I quirk an eyebrow because I never exactly told her I was gay.

"I saw that video of you and Kellin kissing on stage." She answered my invoiced question.

"But we we're already broken up." I argued.

"I still had feelings for you." She said.

How the hell is she doing this? How has she come into my house and somehow found a way to make this seem like my fault. We were both on a rocky patch and I think we both knew our relationship wasn't working out, and she was the one who broke up with me in the first place.

"So what, you came here to throw it in my face?" I asked.

"No, I came here because you owe me." She said. I wanted to laugh in her face because I don't owe her anything. I squinted my eyes and waited for her to explain. I wanted to know what she wanted from me.

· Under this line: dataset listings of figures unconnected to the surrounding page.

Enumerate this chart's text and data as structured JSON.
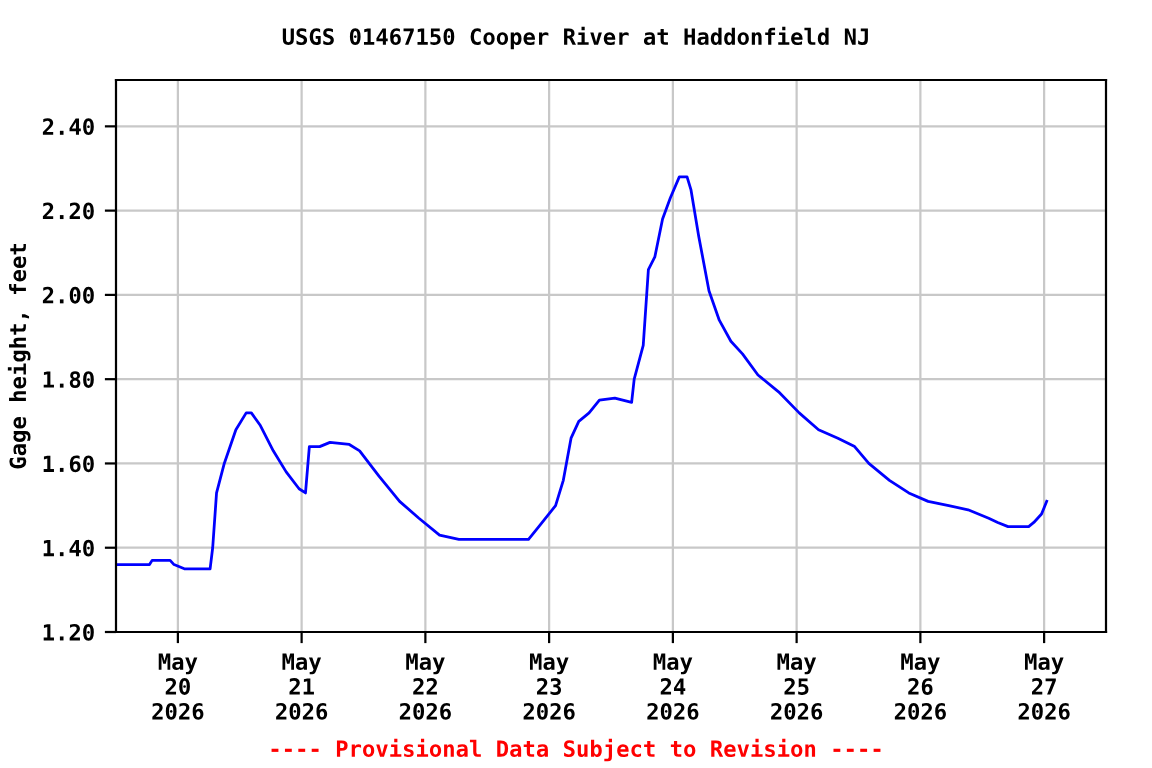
{
  "chart_data": {
    "type": "line",
    "title": "USGS 01467150 Cooper River at Haddonfield NJ",
    "ylabel": "Gage height, feet",
    "annotations": [
      "---- Provisional Data Subject to Revision ----"
    ],
    "x": [
      "2026-05-19T12:00",
      "2026-05-19T18:30",
      "2026-05-19T19:00",
      "2026-05-19T22:30",
      "2026-05-19T23:15",
      "2026-05-20T01:15",
      "2026-05-20T06:15",
      "2026-05-20T06:45",
      "2026-05-20T07:30",
      "2026-05-20T09:00",
      "2026-05-20T11:15",
      "2026-05-20T13:15",
      "2026-05-20T14:15",
      "2026-05-20T16:00",
      "2026-05-20T18:30",
      "2026-05-20T21:00",
      "2026-05-20T23:30",
      "2026-05-21T00:45",
      "2026-05-21T01:30",
      "2026-05-21T03:30",
      "2026-05-21T05:30",
      "2026-05-21T09:15",
      "2026-05-21T11:15",
      "2026-05-21T15:00",
      "2026-05-21T19:00",
      "2026-05-21T22:45",
      "2026-05-22T02:45",
      "2026-05-22T06:30",
      "2026-05-22T12:30",
      "2026-05-22T20:00",
      "2026-05-22T22:00",
      "2026-05-23T01:15",
      "2026-05-23T02:45",
      "2026-05-23T04:15",
      "2026-05-23T05:45",
      "2026-05-23T07:45",
      "2026-05-23T09:45",
      "2026-05-23T12:45",
      "2026-05-23T16:00",
      "2026-05-23T16:30",
      "2026-05-23T18:15",
      "2026-05-23T19:15",
      "2026-05-23T20:30",
      "2026-05-23T22:00",
      "2026-05-23T23:30",
      "2026-05-24T01:15",
      "2026-05-24T02:45",
      "2026-05-24T03:30",
      "2026-05-24T05:00",
      "2026-05-24T07:00",
      "2026-05-24T09:00",
      "2026-05-24T11:15",
      "2026-05-24T13:30",
      "2026-05-24T16:30",
      "2026-05-24T20:30",
      "2026-05-25T00:30",
      "2026-05-25T04:15",
      "2026-05-25T08:00",
      "2026-05-25T11:15",
      "2026-05-25T14:00",
      "2026-05-25T16:00",
      "2026-05-25T18:00",
      "2026-05-25T21:45",
      "2026-05-26T01:30",
      "2026-05-26T05:30",
      "2026-05-26T09:15",
      "2026-05-26T13:15",
      "2026-05-26T15:00",
      "2026-05-26T17:00",
      "2026-05-26T21:00",
      "2026-05-26T22:00",
      "2026-05-26T23:30",
      "2026-05-27T00:30"
    ],
    "series": [
      {
        "color": "#0000ff",
        "values": [
          1.36,
          1.36,
          1.37,
          1.37,
          1.36,
          1.35,
          1.35,
          1.4,
          1.53,
          1.6,
          1.68,
          1.72,
          1.72,
          1.69,
          1.63,
          1.58,
          1.54,
          1.53,
          1.64,
          1.64,
          1.65,
          1.645,
          1.63,
          1.57,
          1.51,
          1.47,
          1.43,
          1.42,
          1.42,
          1.42,
          1.45,
          1.5,
          1.56,
          1.66,
          1.7,
          1.72,
          1.75,
          1.755,
          1.745,
          1.8,
          1.88,
          2.06,
          2.09,
          2.18,
          2.23,
          2.28,
          2.28,
          2.25,
          2.14,
          2.01,
          1.94,
          1.89,
          1.86,
          1.81,
          1.77,
          1.72,
          1.68,
          1.66,
          1.64,
          1.6,
          1.58,
          1.56,
          1.53,
          1.51,
          1.5,
          1.49,
          1.47,
          1.46,
          1.45,
          1.45,
          1.46,
          1.48,
          1.51
        ]
      }
    ],
    "xlim": [
      "2026-05-19T12:00",
      "2026-05-27T12:00"
    ],
    "xticks": [
      {
        "value": "2026-05-20",
        "label": "May\n20\n2026"
      },
      {
        "value": "2026-05-21",
        "label": "May\n21\n2026"
      },
      {
        "value": "2026-05-22",
        "label": "May\n22\n2026"
      },
      {
        "value": "2026-05-23",
        "label": "May\n23\n2026"
      },
      {
        "value": "2026-05-24",
        "label": "May\n24\n2026"
      },
      {
        "value": "2026-05-25",
        "label": "May\n25\n2026"
      },
      {
        "value": "2026-05-26",
        "label": "May\n26\n2026"
      },
      {
        "value": "2026-05-27",
        "label": "May\n27\n2026"
      }
    ],
    "ylim": [
      1.2,
      2.51
    ],
    "yticks": [
      {
        "value": 1.2,
        "label": "1.20"
      },
      {
        "value": 1.4,
        "label": "1.40"
      },
      {
        "value": 1.6,
        "label": "1.60"
      },
      {
        "value": 1.8,
        "label": "1.80"
      },
      {
        "value": 2.0,
        "label": "2.00"
      },
      {
        "value": 2.2,
        "label": "2.20"
      },
      {
        "value": 2.4,
        "label": "2.40"
      }
    ],
    "grid": true,
    "legend": false
  }
}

"Two grand." She said with a devilish grin.

"What?"

"I want two grand. Come on Vic, I know you have money." She said and my jaw dropped. Is that seriously why she came over here? For money? The thing is, this isn't the first time. I used to give her money here and there all the time because I was always out and busy and I felt so bad but now, now I'm not ever here boyfriend and she has her own money.